THE FAMILY ROE: AN AMERICAN STORY by Joshua Prager
To be honest, I never thought about “Jane Roe” in Roe vs Wade. That is due to my privilege of living in post-Roe America (for the most part) and taking it for granted really. In The Family Roe, Prager covers all of it: Norma McCorvey, the “Jane Roe” herself; the generations of her family who were affected by an unplanned pregnancy, the lawyers who filed and argued for Roe vs. Wade, the Supreme Court justices, abortion providers, and the millions fighting on either side of abortion. It is not the most readable or cohesive summary, since there are so many events and people mentioned throughout the book, but it left me with a thorough understanding of and appreciation for the history.
HEAVY: AN AMERICAN MEMOIR by Kiese Laymon
The title of this memoir really hits the nail on the head. Kiese Laymon’s writes about growing up in Jackson, Mississippi as a Black son to an academic mother who is brilliant yet challenging, his own progression through the academic world from being suspended as a college student to being a college professor in NYC, and the burden and shame heaviness he carried throughout his adolescence and (young) adulthood. It’s heavy, vulnerable, and brutally honest.
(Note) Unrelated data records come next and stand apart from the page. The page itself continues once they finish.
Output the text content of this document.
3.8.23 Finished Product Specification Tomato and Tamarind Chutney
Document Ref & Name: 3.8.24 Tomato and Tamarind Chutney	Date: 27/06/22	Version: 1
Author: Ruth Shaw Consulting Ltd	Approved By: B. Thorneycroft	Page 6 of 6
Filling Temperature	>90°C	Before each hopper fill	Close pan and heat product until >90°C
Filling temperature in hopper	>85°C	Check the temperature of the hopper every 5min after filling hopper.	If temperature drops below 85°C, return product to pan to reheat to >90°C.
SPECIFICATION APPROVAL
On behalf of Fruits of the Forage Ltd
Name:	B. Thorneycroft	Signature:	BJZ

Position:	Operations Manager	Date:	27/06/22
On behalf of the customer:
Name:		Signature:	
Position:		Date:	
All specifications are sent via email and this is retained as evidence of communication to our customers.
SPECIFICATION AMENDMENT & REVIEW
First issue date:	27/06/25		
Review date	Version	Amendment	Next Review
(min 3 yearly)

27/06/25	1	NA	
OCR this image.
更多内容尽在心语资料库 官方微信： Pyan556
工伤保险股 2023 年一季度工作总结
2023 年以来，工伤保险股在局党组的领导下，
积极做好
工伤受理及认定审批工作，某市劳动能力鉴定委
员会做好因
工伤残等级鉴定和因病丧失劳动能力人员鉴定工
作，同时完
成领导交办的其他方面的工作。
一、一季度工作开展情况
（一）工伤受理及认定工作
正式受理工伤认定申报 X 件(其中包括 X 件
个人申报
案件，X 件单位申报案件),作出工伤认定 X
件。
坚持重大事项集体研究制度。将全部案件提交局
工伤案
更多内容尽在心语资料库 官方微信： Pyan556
PRIDE AND PREJUDICE by Jane Austen
Since I’m in my Jane Austen era, I had to re-read Pride and Prejudice (this might’ve been the first re-read since high school, or college at the latest)! There reason I decided to go back to Pride and Prejudice rather than reading a new-to-me story is because I am currently in love with Colin Firth’s Mr. Darcy after watching the BBC miniseries adaptation.
The copy of Pride and Prejudice I own (stamped Clayton High School Media Center???) is about 250 pages so it didn’t take me long to get through it, and the fact that I knew the plot and my brain was already in Austen mode to reading Emma also helped, of course. Pride and Prejudice still remains my favorite! While I loved both the 2005 movie and the 1995 mini-series, the novel does proper justification to the plot and the gradual changes in Elizabeth and Mr. Darcy’s feelings towards one another. This might be one I come back to read again, perhaps as an audiobook because I hear good things about Rosamund Pike’s (aka Jane in 2005 movie) narration.
THE BOOK CLUB FOR TROUBLESOME WOMEN by Marie Bostwick
After reading some heavy (and multiple horror) books in June, I needed a bit of a mood booster. The Book Club for Troublesome Women, a feel-good historical fiction set in the 1960s, was exactly that. Margaret accidentally starts a book club with a handful of other housewives in their NOVA “planned community” including Charlotte, the newest addition to the neighborhood from Manhattan. They begin calling themselves the Bettys after reading their first book, The Feminine Mystique by Betty Friedan. Inspired both by the books they read and the friendship they develop, the Bettys begin to take charge of their lives. It was a throughly satisfying read and decently aware of white feminism. I wish the “middle” of the book was meatier so you can really develop a bond with the Bettys.
P.S. I’m currently reading Wuthering Heights and listening to Buttermilk Graffiti!